Facts/Previous Reports

Read our reports

2024 Report: An Unstable Foundation: Low Pay and Inadequate Funding Are Roadblocks to Building the Universal Child Care and Early Education System Chicago Families Need

October 2022 Report: – Child Care for All: A Universal Child Care System and How we Build It.

May 2022 Report – Child Care in Illinois: Parents Can’t Afford to Pay. Workers Can’t Afford to Stay.
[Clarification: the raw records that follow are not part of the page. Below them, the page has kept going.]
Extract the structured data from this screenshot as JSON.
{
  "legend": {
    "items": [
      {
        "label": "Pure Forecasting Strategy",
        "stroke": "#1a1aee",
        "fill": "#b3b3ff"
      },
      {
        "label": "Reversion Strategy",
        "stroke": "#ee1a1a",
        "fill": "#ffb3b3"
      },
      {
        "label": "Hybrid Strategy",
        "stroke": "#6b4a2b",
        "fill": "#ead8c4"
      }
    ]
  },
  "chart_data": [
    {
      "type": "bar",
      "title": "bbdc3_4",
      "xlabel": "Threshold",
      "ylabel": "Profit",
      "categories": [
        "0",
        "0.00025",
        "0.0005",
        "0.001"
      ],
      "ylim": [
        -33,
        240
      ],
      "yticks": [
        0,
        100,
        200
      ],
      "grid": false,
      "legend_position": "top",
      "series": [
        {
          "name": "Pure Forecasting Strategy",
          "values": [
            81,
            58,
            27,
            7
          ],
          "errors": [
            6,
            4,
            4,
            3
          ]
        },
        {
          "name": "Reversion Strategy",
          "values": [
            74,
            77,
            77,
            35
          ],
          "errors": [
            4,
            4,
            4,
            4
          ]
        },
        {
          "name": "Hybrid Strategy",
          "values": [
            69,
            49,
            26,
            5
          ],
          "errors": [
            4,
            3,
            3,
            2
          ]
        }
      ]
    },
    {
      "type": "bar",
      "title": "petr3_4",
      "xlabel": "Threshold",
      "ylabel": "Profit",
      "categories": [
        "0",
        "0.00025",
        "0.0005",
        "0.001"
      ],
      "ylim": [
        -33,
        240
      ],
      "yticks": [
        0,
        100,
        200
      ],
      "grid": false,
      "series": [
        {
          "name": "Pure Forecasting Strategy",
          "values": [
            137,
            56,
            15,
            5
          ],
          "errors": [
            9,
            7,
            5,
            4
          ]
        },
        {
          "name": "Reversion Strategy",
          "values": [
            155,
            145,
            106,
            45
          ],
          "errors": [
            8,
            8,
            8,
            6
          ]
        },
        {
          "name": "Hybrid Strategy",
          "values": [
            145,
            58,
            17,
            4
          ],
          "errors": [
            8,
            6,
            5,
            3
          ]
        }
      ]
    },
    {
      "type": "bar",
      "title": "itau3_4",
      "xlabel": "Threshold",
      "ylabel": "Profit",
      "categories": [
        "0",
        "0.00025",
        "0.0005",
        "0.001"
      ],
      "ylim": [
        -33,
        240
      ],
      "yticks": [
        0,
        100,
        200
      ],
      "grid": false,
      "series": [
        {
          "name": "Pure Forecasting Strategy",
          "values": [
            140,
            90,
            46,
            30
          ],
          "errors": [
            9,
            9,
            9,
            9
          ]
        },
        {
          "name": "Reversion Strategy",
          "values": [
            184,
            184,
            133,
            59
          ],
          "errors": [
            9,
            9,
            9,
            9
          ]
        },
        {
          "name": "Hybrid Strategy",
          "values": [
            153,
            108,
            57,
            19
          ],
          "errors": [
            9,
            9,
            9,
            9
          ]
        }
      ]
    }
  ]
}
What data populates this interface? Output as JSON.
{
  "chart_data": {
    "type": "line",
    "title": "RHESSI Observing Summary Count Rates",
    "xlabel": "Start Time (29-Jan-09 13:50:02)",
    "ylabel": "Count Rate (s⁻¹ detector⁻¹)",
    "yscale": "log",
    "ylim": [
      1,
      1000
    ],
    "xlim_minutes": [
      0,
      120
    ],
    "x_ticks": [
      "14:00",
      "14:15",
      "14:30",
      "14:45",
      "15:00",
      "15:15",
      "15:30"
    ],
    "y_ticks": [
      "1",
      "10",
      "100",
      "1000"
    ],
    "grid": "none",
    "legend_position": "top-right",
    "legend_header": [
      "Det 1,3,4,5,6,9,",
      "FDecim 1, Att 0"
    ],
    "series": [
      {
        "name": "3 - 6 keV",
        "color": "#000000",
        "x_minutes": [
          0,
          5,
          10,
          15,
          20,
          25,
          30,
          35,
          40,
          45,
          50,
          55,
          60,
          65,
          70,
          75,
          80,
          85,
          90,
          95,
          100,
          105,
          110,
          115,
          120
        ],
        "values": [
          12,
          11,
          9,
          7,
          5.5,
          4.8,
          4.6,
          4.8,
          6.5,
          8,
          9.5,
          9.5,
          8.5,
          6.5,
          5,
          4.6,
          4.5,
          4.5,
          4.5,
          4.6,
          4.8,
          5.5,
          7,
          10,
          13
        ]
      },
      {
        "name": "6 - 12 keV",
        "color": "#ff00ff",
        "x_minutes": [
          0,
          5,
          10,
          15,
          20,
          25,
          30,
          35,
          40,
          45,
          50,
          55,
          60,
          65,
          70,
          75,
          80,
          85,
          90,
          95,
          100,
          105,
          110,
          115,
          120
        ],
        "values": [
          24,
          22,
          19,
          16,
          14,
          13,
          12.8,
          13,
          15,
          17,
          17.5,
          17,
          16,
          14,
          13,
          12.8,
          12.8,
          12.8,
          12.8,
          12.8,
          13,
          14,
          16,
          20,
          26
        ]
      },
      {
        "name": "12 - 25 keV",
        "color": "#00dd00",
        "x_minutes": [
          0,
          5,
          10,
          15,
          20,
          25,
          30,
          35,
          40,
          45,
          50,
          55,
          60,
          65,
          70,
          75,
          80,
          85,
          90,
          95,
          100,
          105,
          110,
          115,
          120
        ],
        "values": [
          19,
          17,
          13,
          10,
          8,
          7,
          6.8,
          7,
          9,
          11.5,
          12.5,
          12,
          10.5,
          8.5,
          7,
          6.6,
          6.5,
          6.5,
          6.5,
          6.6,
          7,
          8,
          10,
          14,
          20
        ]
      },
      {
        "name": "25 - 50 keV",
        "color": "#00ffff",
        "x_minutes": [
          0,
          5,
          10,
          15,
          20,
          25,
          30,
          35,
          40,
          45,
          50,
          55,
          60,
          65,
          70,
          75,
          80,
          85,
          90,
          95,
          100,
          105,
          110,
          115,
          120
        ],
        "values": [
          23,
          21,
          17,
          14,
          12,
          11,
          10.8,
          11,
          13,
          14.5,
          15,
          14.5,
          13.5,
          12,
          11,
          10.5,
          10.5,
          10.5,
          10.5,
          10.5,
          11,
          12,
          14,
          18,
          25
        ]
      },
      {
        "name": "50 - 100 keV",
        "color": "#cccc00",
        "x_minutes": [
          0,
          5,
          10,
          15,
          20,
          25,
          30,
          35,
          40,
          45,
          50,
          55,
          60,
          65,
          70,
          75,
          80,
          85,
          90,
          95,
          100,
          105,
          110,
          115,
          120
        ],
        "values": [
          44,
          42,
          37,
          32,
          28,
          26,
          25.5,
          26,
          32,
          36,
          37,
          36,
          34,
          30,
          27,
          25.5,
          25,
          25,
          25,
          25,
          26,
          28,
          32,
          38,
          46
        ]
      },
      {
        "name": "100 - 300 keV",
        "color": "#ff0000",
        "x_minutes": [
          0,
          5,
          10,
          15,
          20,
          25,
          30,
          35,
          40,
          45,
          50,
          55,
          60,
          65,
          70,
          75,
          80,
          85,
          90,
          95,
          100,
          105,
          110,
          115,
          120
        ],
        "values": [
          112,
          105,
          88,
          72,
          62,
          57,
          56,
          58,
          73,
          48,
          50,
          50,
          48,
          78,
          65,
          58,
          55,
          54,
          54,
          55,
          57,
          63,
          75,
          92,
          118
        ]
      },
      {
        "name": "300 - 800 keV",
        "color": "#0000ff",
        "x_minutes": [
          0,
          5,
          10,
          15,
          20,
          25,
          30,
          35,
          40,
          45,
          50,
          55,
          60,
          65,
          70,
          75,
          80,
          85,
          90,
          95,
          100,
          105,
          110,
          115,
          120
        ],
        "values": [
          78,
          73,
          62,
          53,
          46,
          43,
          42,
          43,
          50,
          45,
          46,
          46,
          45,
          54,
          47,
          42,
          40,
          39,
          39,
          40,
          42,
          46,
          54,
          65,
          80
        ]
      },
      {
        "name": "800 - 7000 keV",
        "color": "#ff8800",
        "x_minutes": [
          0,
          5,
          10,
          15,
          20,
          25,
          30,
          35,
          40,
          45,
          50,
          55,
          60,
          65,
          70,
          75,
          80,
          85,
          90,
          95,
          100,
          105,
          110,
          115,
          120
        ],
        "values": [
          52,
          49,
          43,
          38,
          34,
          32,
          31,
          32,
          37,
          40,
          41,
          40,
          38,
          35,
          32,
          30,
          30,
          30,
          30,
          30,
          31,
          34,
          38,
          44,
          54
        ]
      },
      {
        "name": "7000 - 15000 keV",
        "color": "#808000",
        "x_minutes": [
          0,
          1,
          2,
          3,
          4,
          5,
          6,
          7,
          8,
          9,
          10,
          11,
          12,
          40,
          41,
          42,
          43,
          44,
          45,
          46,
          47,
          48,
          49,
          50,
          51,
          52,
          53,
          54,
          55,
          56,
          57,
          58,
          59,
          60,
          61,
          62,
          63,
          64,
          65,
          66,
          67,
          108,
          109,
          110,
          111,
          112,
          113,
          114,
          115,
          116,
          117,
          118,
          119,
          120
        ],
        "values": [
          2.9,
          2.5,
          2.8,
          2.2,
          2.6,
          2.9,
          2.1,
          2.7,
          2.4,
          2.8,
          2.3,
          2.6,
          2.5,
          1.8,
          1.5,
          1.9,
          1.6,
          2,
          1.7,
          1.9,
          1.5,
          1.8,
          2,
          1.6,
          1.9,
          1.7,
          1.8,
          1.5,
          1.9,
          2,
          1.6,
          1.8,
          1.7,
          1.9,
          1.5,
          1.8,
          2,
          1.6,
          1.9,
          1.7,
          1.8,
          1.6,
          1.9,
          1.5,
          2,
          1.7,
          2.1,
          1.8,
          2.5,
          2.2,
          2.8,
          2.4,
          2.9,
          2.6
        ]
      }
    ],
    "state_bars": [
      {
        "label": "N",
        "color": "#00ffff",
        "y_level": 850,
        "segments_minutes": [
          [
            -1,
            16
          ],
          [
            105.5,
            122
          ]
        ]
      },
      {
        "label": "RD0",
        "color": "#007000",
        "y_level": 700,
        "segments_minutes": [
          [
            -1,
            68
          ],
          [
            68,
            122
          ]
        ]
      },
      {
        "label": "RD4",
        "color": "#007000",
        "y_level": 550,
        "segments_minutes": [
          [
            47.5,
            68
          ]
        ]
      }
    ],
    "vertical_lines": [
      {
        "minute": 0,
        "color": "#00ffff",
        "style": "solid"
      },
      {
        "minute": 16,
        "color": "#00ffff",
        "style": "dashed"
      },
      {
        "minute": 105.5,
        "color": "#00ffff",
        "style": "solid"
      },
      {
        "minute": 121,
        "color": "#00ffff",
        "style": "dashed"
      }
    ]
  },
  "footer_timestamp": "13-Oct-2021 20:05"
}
See information from our first report below.

Unavailable

  • 58% of the population in IL lives in an area where there aren’t enough nearby child care providers to meet the need.
  • There are not enough child care spots available for half of Illinois children under six (609,430 vs. 279,048 in 2020.
  • The number of licensed child care slots declined each year from 2016-2020, with 52,516 licensed child care slots lost in total.

Unaffordable

  • Infant care for one child in a center costs on average $13,000 annually in Illinois, and much more in Cook County
  • Child care is the largest expense for parents of children ages 4 to 8.
  • For families that rely on the Child Care Assistance Program (CCAP), the income threshold for eligibility on the program ($53,000/year) excludes a significant number of working families from the program.

Unsustainable

  • One in five child care workers in Illinois live in poverty, with many making the equivalent of less than half of minimum wage.
  • In 2019, licensed family child care providers in Illinois made an average of $7.04 an hour. Early childhood educators made an average of just $13 an hour. 
  • In 2018-2019, the turnover rate for early childhood teachers was almost 33% and the turnover rate for early childhood assistants was almost 50%.
  • Over 95% of Illinois early childhood teachers and family child care providers are women, with Black and Latinx women making up a disproportionate portion of Illinois’s child care workforce.

To Fix the System

  • The states of New Mexico and New York have been leaders in finding solutions to properly and effectively fund their childcare systems, and Illinois should learn from these experiences.
  • Rich corporations are not paying what they owe for child care. 70% of corporations in IL pay no state income taxes. Walmart, McDonald’s, and Amazon are the top three employers of Child Care Assistance Program (CCAP) parents.